Stoneham was responsible for the introduction of electric tramways into Western Australia and Victoria, and was the donor of the statue of Queen Victoria to the City of Perth W.A.

In 1902, Stoneham and John Robinson Whitley (1843–1922) bought land in Northern France, through their company Le Touquet Syndicate Ltd., and were instrumental in developing the town into the golf and gambling resort at Le Touquet.

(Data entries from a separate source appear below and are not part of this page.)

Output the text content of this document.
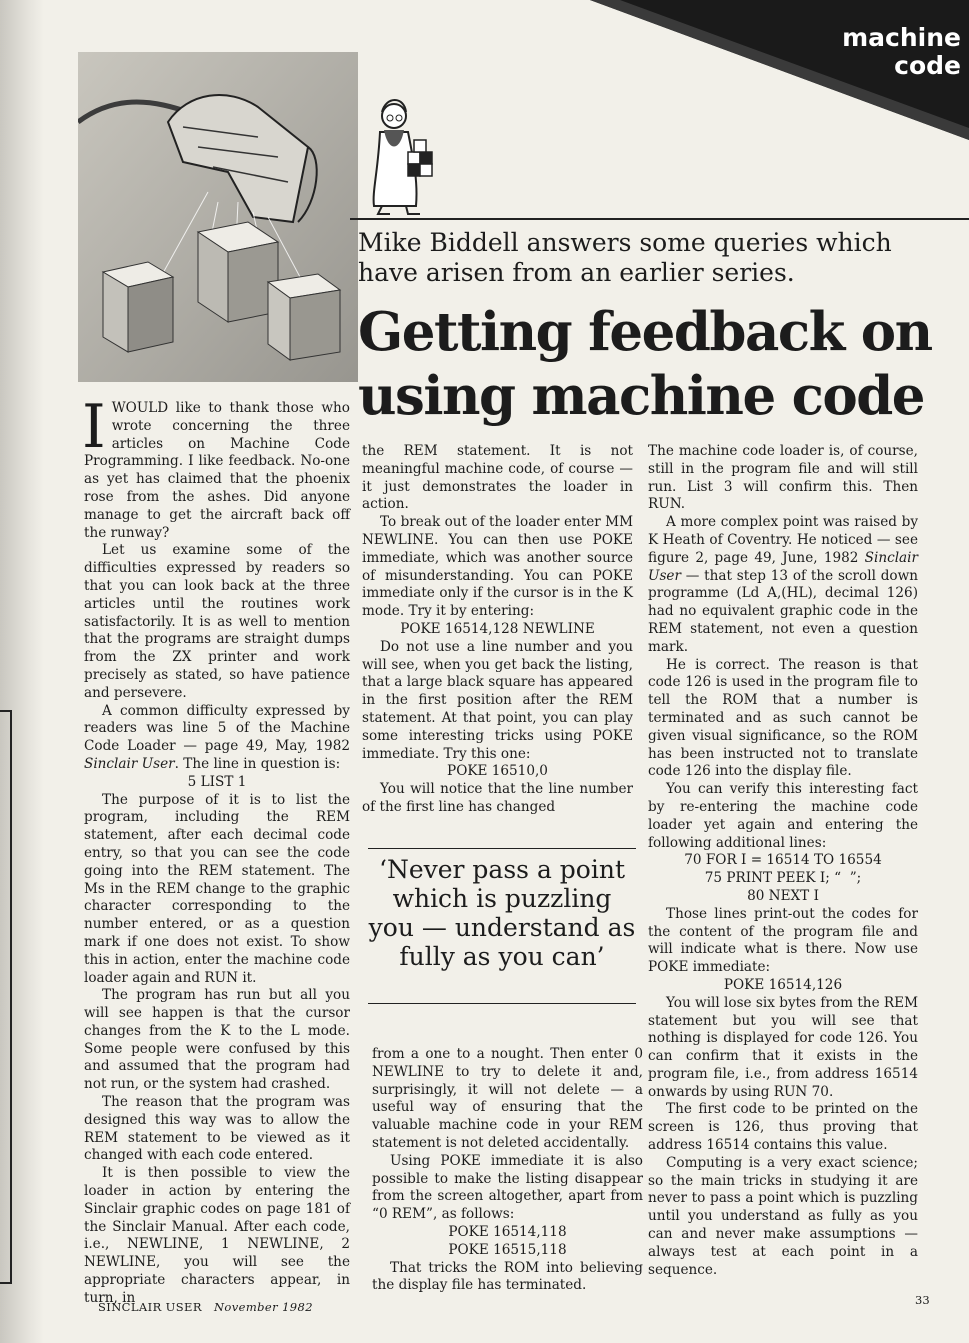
machine
code
Mike Biddell answers some queries which have arisen from an earlier series.
Getting feedback on using machine code

IWOULD like to thank those who wrote concerning the three articles on Machine Code Programming. I like feedback. No-one as yet has claimed that the phoenix rose from the ashes. Did anyone manage to get the aircraft back off the runway?

Let us examine some of the difficulties expressed by readers so that you can look back at the three articles until the routines work satisfactorily. It is as well to mention that the programs are straight dumps from the ZX printer and work precisely as stated, so have patience and persevere.

A common difficulty expressed by readers was line 5 of the Machine Code Loader — page 49, May, 1982 Sinclair User. The line in question is:

5 LIST 1

The purpose of it is to list the program, including the REM statement, after each decimal code entry, so that you can see the code going into the REM statement. The Ms in the REM change to the graphic character corresponding to the number entered, or as a question mark if one does not exist. To show this in action, enter the machine code loader again and RUN it.

The program has run but all you will see happen is that the cursor changes from the K to the L mode. Some people were confused by this and assumed that the program had not run, or the system had crashed.

The reason that the program was designed this way was to allow the REM statement to be viewed as it changed with each code entered.

It is then possible to view the loader in action by entering the Sinclair graphic codes on page 181 of the Sinclair Manual. After each code, i.e., NEWLINE, 1 NEWLINE, 2 NEWLINE, you will see the appropriate characters appear, in turn, in

the REM statement. It is not meaningful machine code, of course — it just demonstrates the loader in action.

To break out of the loader enter MM NEWLINE. You can then use POKE immediate, which was another source of misunderstanding. You can POKE immediate only if the cursor is in the K mode. Try it by entering:

POKE 16514,128 NEWLINE

Do not use a line number and you will see, when you get back the listing, that a large black square has appeared in the first position after the REM statement. At that point, you can play some interesting tricks using POKE immediate. Try this one:

POKE 16510,0

You will notice that the line number of the first line has changed

‘Never pass a point which is puzzling you — understand as fully as you can’

from a one to a nought. Then enter 0 NEWLINE to try to delete it and, surprisingly, it will not delete — a useful way of ensuring that the valuable machine code in your REM statement is not deleted accidentally.

Using POKE immediate it is also possible to make the listing disappear from the screen altogether, apart from “0 REM”, as follows:

POKE 16514,118

POKE 16515,118

That tricks the ROM into believing the display file has terminated.

The machine code loader is, of course, still in the program file and will still run. List 3 will confirm this. Then RUN.

A more complex point was raised by K Heath of Coventry. He noticed — see figure 2, page 49, June, 1982 Sinclair User — that step 13 of the scroll down programme (Ld A,(HL), decimal 126) had no equivalent graphic code in the REM statement, not even a question mark.

He is correct. The reason is that code 126 is used in the program file to tell the ROM that a number is terminated and as such cannot be given visual significance, so the ROM has been instructed not to translate code 126 into the display file.

You can verify this interesting fact by re-entering the machine code loader yet again and entering the following additional lines:

70 FOR I = 16514 TO 16554

75 PRINT PEEK I; “  ”;

80 NEXT I

Those lines print-out the codes for the content of the program file and will indicate what is there. Now use POKE immediate:

POKE 16514,126

You will lose six bytes from the REM statement but you will see that nothing is displayed for code 126. You can confirm that it exists in the program file, i.e., from address 16514 onwards by using RUN 70.

The first code to be printed on the screen is 126, thus proving that address 16514 contains this value.

Computing is a very exact science; so the main tricks in studying it are never to pass a point which is puzzling until you understand as fully as you can and never make assumptions — always test at each point in a sequence.

SINCLAIR USER November 1982	33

From 1902 until his death in 1927, he devoted himself to the development of the town.

After the outbreak of the World War I he offered the domain of Le Touquet for the use of the British Army. For his services he was awarded the Order of the British Empire.

Family life

His first marriage was with Jane Harley Cowie born in 1853 in Scotland. They had 3 daughters born in Surbiton Irene in 1884, Linda in 1886 and Phyllis in 1889. His wife's brother John James Milroy Cowie was a famous sprinter in the early 1880s winning the AAA 100yards and 400yards and breaking the 220 yard world record in 1883. His son in law was Roland Clive Wallace Burn (married to Phyllis).

He married again, after the death of his first wife in 1899, to Florence Marie Louise born in Montreal, Canada. They had two children, Donald and Vincent.